What’s missing is a coherent plan (in public) on how to use all that leverage — eg. now you own the biggest banks, what do you do with them that actually gets the economy moving again? — and I can’t tell whether that’s because of the team’s normal secrecy/discipline in not leaking ’till they’re ready or, more likely, no one in D.C. has figured out how to see/solve the whole problem.
I also think Summers may be a distraction, and that it’s Volker we need to watch. Tin foil cup for weak tea.
thanks. i was especially thinking about foreign debt because, maybe mistakenly, it looked to me that some of the fed’s actions may have been meant to protect foreign investors… if anyone decided to call our debt, what would we do? a bank could go bankrupt if need be (although granted with all the CDS around maybe it would be just as bad) what would the usa do?
If the banks were nationalized would this enable an examination of all of the offshore subsidiaries and their assets etc
great comic above, but that is waaay funnier. love it. *g*
The thing about Volcker is that he is 81.
God Save the Queen (and all of her Lords, Ladies, Princes, and inbreds)! And we should add, “Let them eat Cake — mutherfuckers.”
In the economics graduate program at the University of Chicago (in 1985), Larry Sjaatad refered to this point of collapse as the scorched earth policy. He also addressed the ability to “talk down” the pending inflation as a way of reducing the pain to the common citizens. I think this is how they did it in Chile when he was a consultant to Pinoche.

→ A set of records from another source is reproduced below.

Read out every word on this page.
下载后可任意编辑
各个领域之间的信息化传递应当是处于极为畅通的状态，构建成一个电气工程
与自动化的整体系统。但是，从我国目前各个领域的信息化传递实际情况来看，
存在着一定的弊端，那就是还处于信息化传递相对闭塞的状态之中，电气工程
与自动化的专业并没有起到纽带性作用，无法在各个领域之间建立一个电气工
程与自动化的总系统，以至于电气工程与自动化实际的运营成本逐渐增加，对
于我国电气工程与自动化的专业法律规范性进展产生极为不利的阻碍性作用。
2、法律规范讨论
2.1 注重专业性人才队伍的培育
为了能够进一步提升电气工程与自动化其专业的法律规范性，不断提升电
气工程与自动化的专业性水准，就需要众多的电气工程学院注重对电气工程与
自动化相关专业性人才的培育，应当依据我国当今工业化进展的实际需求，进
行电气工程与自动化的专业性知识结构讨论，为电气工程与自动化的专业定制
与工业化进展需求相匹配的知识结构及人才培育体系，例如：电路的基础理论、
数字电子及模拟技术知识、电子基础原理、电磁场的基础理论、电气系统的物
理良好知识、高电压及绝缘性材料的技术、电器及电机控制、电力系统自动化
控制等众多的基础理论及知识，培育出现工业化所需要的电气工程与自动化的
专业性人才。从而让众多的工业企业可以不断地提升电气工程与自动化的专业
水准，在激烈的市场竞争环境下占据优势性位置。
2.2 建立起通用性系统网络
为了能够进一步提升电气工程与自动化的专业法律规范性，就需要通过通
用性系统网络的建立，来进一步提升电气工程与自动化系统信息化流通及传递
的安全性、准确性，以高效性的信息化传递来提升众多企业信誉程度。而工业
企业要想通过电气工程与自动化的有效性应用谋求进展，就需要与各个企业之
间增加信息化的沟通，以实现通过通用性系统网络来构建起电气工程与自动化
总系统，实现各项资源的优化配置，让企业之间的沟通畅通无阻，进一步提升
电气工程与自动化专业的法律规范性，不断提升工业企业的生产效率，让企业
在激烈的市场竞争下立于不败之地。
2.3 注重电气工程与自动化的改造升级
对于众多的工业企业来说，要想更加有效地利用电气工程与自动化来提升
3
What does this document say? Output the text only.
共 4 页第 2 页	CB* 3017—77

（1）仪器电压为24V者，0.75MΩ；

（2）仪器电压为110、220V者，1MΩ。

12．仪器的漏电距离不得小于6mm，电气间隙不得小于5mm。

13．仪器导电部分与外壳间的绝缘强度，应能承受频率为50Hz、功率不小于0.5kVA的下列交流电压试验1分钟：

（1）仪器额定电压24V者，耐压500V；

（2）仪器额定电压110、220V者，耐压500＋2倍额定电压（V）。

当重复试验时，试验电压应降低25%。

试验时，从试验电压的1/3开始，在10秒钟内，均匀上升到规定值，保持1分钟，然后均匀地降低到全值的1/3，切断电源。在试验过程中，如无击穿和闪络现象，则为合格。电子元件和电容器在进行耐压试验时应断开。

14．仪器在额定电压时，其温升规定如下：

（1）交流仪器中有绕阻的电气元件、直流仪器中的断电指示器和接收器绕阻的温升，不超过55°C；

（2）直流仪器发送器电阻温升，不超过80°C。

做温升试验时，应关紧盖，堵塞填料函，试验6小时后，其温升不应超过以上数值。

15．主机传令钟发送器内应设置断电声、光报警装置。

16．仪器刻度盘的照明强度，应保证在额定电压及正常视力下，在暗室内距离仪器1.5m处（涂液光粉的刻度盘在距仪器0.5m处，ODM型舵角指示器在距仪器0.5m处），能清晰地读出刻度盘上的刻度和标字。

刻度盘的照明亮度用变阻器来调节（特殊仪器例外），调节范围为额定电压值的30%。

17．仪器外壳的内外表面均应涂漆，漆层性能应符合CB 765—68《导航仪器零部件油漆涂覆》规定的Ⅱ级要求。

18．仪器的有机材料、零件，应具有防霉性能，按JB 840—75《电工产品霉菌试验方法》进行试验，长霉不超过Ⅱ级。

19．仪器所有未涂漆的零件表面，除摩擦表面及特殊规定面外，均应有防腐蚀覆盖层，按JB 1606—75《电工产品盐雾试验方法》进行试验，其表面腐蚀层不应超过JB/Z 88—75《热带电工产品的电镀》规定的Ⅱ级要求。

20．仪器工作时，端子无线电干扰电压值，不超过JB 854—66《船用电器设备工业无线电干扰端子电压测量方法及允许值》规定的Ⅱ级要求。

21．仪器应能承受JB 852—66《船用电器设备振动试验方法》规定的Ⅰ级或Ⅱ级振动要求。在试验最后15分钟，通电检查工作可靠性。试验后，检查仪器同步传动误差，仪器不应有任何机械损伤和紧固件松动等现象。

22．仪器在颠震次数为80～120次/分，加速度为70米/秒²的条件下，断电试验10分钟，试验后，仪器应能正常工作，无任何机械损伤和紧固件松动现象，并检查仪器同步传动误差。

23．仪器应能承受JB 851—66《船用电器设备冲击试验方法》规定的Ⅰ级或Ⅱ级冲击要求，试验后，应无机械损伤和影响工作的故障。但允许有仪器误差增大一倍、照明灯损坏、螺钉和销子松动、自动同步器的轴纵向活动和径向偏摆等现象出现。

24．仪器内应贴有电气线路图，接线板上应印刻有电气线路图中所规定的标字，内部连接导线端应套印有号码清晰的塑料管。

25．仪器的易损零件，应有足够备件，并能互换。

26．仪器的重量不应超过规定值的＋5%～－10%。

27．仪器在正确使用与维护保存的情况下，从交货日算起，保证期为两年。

90% marginal tax rates on all income over one million would be a good start.
here, here!
IIRC Iceland was declared a “TERRORIST State” by Great Britain for that act. It allows the British to confiscate all Icelandic accounts in Britain. It is the continuation of the “Cod Wars” between the two nations, the first round was won by the Icelanders that protected Iceland’s territorial waters from British encroachments (and probably the viability of the fishery is the result). A lot of modern history between these two.
“What the bad bank will do is buy up distressed assets held by financial institutions, for more than they’re worth (no point in buying them at market prices, that’s what everyone’s trying to avoid). They will keep those assets in the bad bank and sell them when they’re worth more.”
Could someone please explain this? Isn’t this what started the whole mess? Buying properties for more than they’re worth, relying on imagination to believe that they will inevitably be worth more?